Unsere Vermutung: Das Board unterstützt den SD-Speicher nicht richtig
oder der Speicher ist beschädigt. Also bauen wir heute versuchsweise
256M DDR-Speicher ein. Da ich allerdings inzwischen so viel Arbeit
liegenlassen musste, dass ich dringend wieder Photoshop brauche, will
ich wieder Windows installieren. Versuche mit Wine schlugen fehl, VMWare
ist ebenfalls keine Lösung wegen der Instabilität der Kiste.
Stand einen knappen Arbeitstag später: Jetzt geht gar nichts mehr. Der
Rechner bootet überhaupt nicht mehr. Windwos-Setup hat etliche Anläufe
gebraucht, jetzt bleibt das frisch installierte und noch nicht
konfigurierte Windows 2000 reproduzierbar beim zweiten Startbildschirm
hängen. (Mit dem geliehenen DDR-Speicher, wohlgemerkt!)
Der Test meines SD-Speichers durch den Kumpel ergibt, dass der
tatsächlich fehlerhaft ist. Wenn er das schon länger ist, find ich es
spannend, wieso Windows XP trotzdem ohne Murren durchlief - auch bei
maximaler Nutzung des Speichers durch das gleichzeitige Laden etlicher
großer Bilddateien in Photoshop.
Parallel zum Windows-Setup richten wir einen Thin Client ein, der mir
dazu dienen soll, Firefox, Thunderbird, Open Office und KOrganizer zur
Verfügung zu stellen. Die Programme werden auf dem Server ausgeführt,
der client holt sie sich nur auf seinen Schirm rüber. Es läuft Debian
Sarge mit Kernel 2.6.8.
Und was glaubt ihr? Kaum ist die Workstation aus, weil wirklich gar nix
mehr geht, und ich sitze am client zum Surfen, fängt der mit dem
Schluckauf an. Firefox schmiert ab, Thunderbird verreckt, SIM wird
mitgerissen, die Kiste friert komplett ein - das alles mehrfach
innerhalb von zwei Stunden. Der Server rennt seit 7 Tagen ohne Probleme.
Der thin client ist eine Leihgabe meines Kumpels und lief in genau der
Hardware-Konfiguration über Monate ohne einen einzigen Aussetzer
(K6-133, 96M RAM).
Hat jemand eine Idee, woran das liegen könnte?
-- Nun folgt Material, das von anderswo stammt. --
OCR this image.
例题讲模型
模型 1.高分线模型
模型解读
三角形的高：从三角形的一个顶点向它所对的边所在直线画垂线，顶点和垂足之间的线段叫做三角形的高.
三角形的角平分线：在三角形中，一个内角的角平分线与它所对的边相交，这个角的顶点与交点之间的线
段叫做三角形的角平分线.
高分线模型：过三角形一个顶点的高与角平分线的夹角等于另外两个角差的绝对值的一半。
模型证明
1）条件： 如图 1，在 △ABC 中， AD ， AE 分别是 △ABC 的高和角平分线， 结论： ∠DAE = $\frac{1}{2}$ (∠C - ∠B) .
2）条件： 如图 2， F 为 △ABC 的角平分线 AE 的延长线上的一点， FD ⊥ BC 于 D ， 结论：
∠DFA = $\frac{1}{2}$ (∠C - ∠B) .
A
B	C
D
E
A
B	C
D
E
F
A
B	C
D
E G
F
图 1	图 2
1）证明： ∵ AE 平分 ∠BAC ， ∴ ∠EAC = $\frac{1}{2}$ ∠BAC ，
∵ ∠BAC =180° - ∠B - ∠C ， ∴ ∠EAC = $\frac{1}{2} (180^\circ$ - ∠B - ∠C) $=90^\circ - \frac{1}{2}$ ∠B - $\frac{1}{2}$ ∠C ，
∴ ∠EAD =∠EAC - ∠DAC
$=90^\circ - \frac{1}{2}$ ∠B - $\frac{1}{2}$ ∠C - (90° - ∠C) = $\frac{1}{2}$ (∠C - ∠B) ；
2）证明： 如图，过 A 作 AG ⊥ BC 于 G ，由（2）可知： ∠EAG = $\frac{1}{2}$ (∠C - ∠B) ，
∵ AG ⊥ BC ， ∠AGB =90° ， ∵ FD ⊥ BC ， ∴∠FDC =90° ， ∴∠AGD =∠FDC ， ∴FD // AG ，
Hab ich schlechten Strom in der Wand?? Zerstörerisches elektrisches
Karma in den Fingern???
Bin kurz davor, keinen Computer mehr anzufassen.
Bis bald,
Axel
P.S.:
Mein Fazit aus den wenigen kurzen Phasen, in denen die Worrkstation ohne
größere Zicken lief und ich mich ein wenig mit KDE beschäftigen konnte:
Nette GUI. Schön konfigurierbar, ergonomisch, gutes Design. Leider ist
der Unterbau viel zu umständlich für den Windows-DAU, der ich nun mal
noch bin. Tadelloses Sicherheitskonzept, aber zu umständlich, um ohne
massive Umstiegsschwierigkeiten damit zu arbeiten.
Linux mag auf dem Server angekommen sein, auf der (Bildbearbeitungs-)
Workstation sehe ich es noch lange nicht. Leider.